Nesse contexto, importa analisar com mais atenção a forma como Luhmann pensa a relação entre sistemas e com o próprio ambiente, o que implica tratar de seu conceito de evolução social, que remete ao processo de seletividade e diferenciação social, para, no tópico seguinte, tecer algumas conclusões acerca da sociedade moderna “complexa” e “funcionalmente diferenciada”.

Com efeito, a importância da relação entre sistema e ambiente é algo essencial para a teoria dos sistemas de Niklas Luhmann, que reconhece a importância no estudo do modo pelo qual se desenvolvem as relações entre os sistemas e o próprio ambiente, pois

“mesmo que enfoque maior da teoria dos sistemas seja dado ao fechamento operativo dos sistemas autopoieticos, maior urgência se coloca o problema do modo pelo qual, em tais circunstâncias se formam as relações entre sistema e ambiente. Porque com isso não se nega nem a realidade nem a relevância causal do ambiente. De outra maneira não seria possível falar em diferença, de processo de diferenciação etc.”. (141)

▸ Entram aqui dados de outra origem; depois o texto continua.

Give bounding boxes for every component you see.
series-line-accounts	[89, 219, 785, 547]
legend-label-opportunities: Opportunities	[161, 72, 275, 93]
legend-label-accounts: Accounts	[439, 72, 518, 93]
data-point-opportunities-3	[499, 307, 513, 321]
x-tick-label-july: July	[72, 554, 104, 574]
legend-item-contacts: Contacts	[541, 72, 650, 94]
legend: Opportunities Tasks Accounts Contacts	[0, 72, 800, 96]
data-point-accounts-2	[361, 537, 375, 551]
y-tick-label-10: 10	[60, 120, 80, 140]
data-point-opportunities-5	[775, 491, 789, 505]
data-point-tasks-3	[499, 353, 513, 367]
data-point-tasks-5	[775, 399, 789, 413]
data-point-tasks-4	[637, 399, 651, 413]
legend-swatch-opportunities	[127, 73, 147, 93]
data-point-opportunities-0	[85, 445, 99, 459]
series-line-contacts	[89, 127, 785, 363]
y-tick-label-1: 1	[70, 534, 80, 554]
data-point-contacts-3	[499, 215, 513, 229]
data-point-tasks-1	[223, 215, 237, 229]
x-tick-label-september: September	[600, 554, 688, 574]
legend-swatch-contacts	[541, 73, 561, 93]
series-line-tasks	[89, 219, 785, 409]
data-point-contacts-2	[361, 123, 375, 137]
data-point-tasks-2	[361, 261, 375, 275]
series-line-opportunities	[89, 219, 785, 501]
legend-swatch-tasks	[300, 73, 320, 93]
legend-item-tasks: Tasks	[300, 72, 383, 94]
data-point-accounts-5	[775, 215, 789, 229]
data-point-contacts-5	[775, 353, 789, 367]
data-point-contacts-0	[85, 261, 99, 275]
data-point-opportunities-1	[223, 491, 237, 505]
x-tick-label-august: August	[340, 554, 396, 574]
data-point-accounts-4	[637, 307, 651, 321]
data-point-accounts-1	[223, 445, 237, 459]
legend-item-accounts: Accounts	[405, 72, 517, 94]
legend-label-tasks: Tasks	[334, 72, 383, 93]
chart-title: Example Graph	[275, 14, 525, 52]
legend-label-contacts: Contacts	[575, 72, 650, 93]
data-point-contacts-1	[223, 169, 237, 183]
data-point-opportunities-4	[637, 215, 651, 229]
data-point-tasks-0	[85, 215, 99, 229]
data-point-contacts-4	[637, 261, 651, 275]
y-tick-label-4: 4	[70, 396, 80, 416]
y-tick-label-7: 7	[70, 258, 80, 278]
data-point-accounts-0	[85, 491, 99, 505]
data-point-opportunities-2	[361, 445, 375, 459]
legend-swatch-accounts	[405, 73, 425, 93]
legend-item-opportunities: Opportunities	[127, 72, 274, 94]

Trata-se de questão interessante, pois “o fechamento operacional traz como consequência que o sistema fique determinado à auto-organização. Suas próprias estruturas podem constituir-se e transformar-se mediante operações próprias”. 142 Diante desse cenário,

“como é possível que um sistema se relacione com seu ambiente quando ele não pode realizar nenhum contato com ele?” (143)

140 LUHMANN, Niklas. La sociedad de la sociedad. (op. cit). p.615

141 LUHMANN, Niklas. El derecho de la sociedad. [trad. Javier Torres Nafarrate et all.] Ciudad de

México: Editorial Herder; Universidad Iberoamericana, 2005., p. 507. (tradução livre)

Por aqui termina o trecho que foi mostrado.